I reviewed the Crossroads GPS ad earlier this week, as you may remember they’re up with a $20 million buy.  Despite spending $20 million to run the ad, I found their ad cold, trying to make a rational case rather than wrapping an emotional case around some facts.

I came across this online video made by the Romney folks that takes on the jobs/economy theme much more effectively than crossroads.

Similar to the Crossroads ad, this one uses the President’s words and turns them against him. But where the Crossroads’ quotes felt out of context these feel devastatingly on point.

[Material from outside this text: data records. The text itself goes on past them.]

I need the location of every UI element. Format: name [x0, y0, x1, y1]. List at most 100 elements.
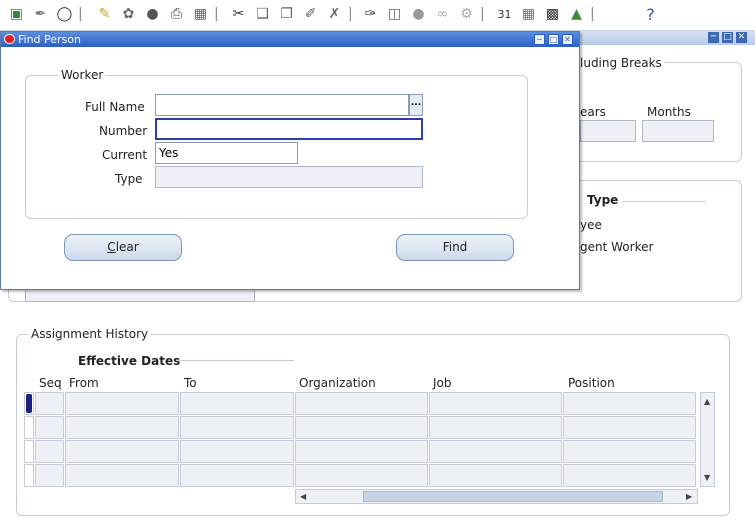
upload-icon[interactable]: ▲ — [568, 6, 585, 23]
position-cell[interactable] — [563, 464, 696, 487]
type-input[interactable] — [155, 166, 423, 188]
tools-icon[interactable]: ● — [144, 6, 161, 23]
save-icon[interactable]: ▦ — [192, 6, 209, 23]
from-cell[interactable] — [65, 464, 179, 487]
seq-cell[interactable] — [35, 440, 64, 463]
years-label: ears — [580, 105, 606, 119]
toolbar-separator: | — [214, 6, 219, 22]
job-cell[interactable] — [429, 416, 562, 439]
attachments-icon[interactable]: ✑ — [362, 6, 379, 23]
job-cell[interactable] — [429, 440, 562, 463]
print-icon[interactable]: ⎙ — [168, 6, 185, 23]
organization-cell[interactable] — [295, 416, 428, 439]
dialog-titlebar: Find Person ─ □ ✕ — [1, 32, 579, 47]
from-cell[interactable] — [65, 416, 179, 439]
person-type-option-contingent-worker: gent Worker — [580, 240, 654, 254]
column-header-position: Position — [568, 376, 615, 390]
number-input[interactable] — [155, 118, 423, 140]
row-indicator[interactable] — [24, 464, 34, 487]
find-person-dialog: Find Person ─ □ ✕ Worker Full Name ... N… — [0, 31, 580, 290]
spell-icon[interactable]: ◫ — [386, 6, 403, 23]
clear-mnemonic: C — [107, 240, 116, 254]
column-header-job: Job — [433, 376, 452, 390]
assignment-history-legend: Assignment History — [28, 327, 152, 341]
stop-icon[interactable]: ● — [410, 6, 427, 23]
column-header-organization: Organization — [299, 376, 376, 390]
clear-label: lear — [115, 240, 139, 254]
attach-icon[interactable]: ∞ — [434, 6, 451, 23]
horizontal-scroll-thumb[interactable] — [363, 491, 663, 502]
seq-cell[interactable] — [35, 464, 64, 487]
find-button[interactable]: Find — [396, 234, 514, 261]
translate-icon[interactable]: ✒ — [32, 6, 49, 23]
oracle-logo-icon — [4, 34, 15, 44]
zoom-icon[interactable]: ✿ — [120, 6, 137, 23]
effective-dates-divider — [176, 360, 294, 361]
toolbar-separator: | — [348, 6, 353, 22]
maximize-icon[interactable]: □ — [548, 34, 559, 45]
organization-cell[interactable] — [295, 464, 428, 487]
to-cell[interactable] — [180, 416, 294, 439]
from-cell[interactable] — [65, 392, 179, 415]
full-name-input[interactable] — [155, 94, 409, 116]
minimize-icon[interactable]: ─ — [708, 32, 719, 43]
new-record-icon[interactable]: ▣ — [8, 6, 25, 23]
organization-cell[interactable] — [295, 440, 428, 463]
seq-cell[interactable] — [35, 392, 64, 415]
folder-icon[interactable]: ✎ — [96, 6, 113, 23]
vertical-scrollbar[interactable]: ▲ ▼ — [700, 392, 715, 487]
row-indicator[interactable] — [24, 440, 34, 463]
scroll-left-icon[interactable]: ◀ — [300, 492, 306, 501]
minimize-icon[interactable]: ─ — [534, 34, 545, 45]
navigate-icon[interactable]: ◯ — [56, 6, 73, 23]
to-cell[interactable] — [180, 392, 294, 415]
to-cell[interactable] — [180, 440, 294, 463]
close-icon[interactable]: ✕ — [562, 34, 573, 45]
current-input[interactable] — [155, 142, 298, 164]
row-indicator[interactable] — [24, 392, 34, 415]
horizontal-scrollbar[interactable]: ◀ ▶ — [295, 489, 698, 504]
current-label: Current — [102, 148, 148, 162]
toolbar-separator: | — [590, 6, 595, 22]
help-icon[interactable]: ? — [642, 6, 659, 23]
calendar2-icon[interactable]: ▦ — [520, 6, 537, 23]
job-cell[interactable] — [429, 392, 562, 415]
clear-icon[interactable]: ✗ — [326, 6, 343, 23]
seq-cell[interactable] — [35, 416, 64, 439]
copy-icon[interactable]: ❏ — [254, 6, 271, 23]
organization-cell[interactable] — [295, 392, 428, 415]
row-indicator[interactable] — [24, 416, 34, 439]
number-label: Number — [99, 124, 148, 138]
export-icon[interactable]: ▩ — [544, 6, 561, 23]
column-header-from: From — [69, 376, 99, 390]
edit-icon[interactable]: ✐ — [302, 6, 319, 23]
help-folder-icon[interactable]: ⚙ — [458, 6, 475, 23]
position-cell[interactable] — [563, 416, 696, 439]
column-header-to: To — [184, 376, 197, 390]
toolbar-separator: | — [480, 6, 485, 22]
calendar-icon[interactable]: 31 — [496, 6, 513, 23]
toolbar: ▣ ✒ ◯ | ✎ ✿ ● ⎙ ▦ | ✂ ❏ ❐ ✐ ✗ | ✑ ◫ ● ∞ … — [0, 0, 755, 31]
dialog-title: Find Person — [18, 33, 81, 46]
scroll-down-icon[interactable]: ▼ — [704, 473, 710, 482]
months-field[interactable] — [642, 120, 714, 142]
scroll-right-icon[interactable]: ▶ — [686, 492, 692, 501]
column-header-seq: Seq — [39, 376, 62, 390]
maximize-icon[interactable]: □ — [722, 32, 733, 43]
from-cell[interactable] — [65, 440, 179, 463]
close-icon[interactable]: ✕ — [736, 32, 747, 43]
position-cell[interactable] — [563, 440, 696, 463]
period-group-legend: luding Breaks — [577, 56, 665, 70]
job-cell[interactable] — [429, 464, 562, 487]
person-type-legend: Type — [584, 193, 622, 207]
scroll-up-icon[interactable]: ▲ — [704, 397, 710, 406]
months-label: Months — [647, 105, 691, 119]
to-cell[interactable] — [180, 464, 294, 487]
years-field[interactable] — [580, 120, 636, 142]
clear-button[interactable]: Clear — [64, 234, 182, 261]
cut-icon[interactable]: ✂ — [230, 6, 247, 23]
paste-icon[interactable]: ❐ — [278, 6, 295, 23]
full-name-lov-button[interactable]: ... — [409, 94, 423, 116]
position-cell[interactable] — [563, 392, 696, 415]
effective-dates-legend: Effective Dates — [75, 354, 184, 368]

While the CG’s with the numbers feel a little complicated, and I found hard to read, I did like the driving drum music, and the final shot of the empty factory was pretty powerful. Glad this ad is on the internet only and doesn’t have $20 million behind it.

Priorities USA responded to the Crossroads ad with this ad:

This spot is better than the Crossroads’ ad, while it didn’t break any new ground, and the portraits were neither particularly interesting (except for the kid at the end with the flag sitting on the soccer ball — I think it’s the ball that makes it feel authentic) nor innovative, they were trying to make the ad emotional. Gosh I do hate the ad in the TV effect showing your opponent’s attack ad, it so clunky, can’t we come up with something new? I did like the end line, “We can’t rebuild America if we tear down the middle class.”

Did I love this ad, no. It felt hackneyed and I would have rather seen more unoriginal portraits over the “ads blaming President Obama” section along with Rove headline rather than the ugly TV, it seemed to break the flow of the faces for me, and made the ad more political, and less about these people. At least they tried to hit the right emotional tone and tie it to the message, something the Crossroad ad failed to do.

These three ads/videos represent the opening salvo of the 2012 General election. Republicans want to make the election about Obama versus some hypothetical candidate, if they succeed then they win. Democrats want the election to be about Obama versus Romney or Pawlenty or Bachman or whomever, he wins that battle because they can’t compare (and their positions are ultimately unpopular). Of the three, the Romney video did the best job on striking that resonate chord. I still question if folks blame Obama for the economy or lack of jobs, they may be angry about it, but not sure they hold him accountable, voters have already made a decision about Obama, and worked the economy into that calculus.

If Republicans have any chance, they’re going to need more videos like Romney’s.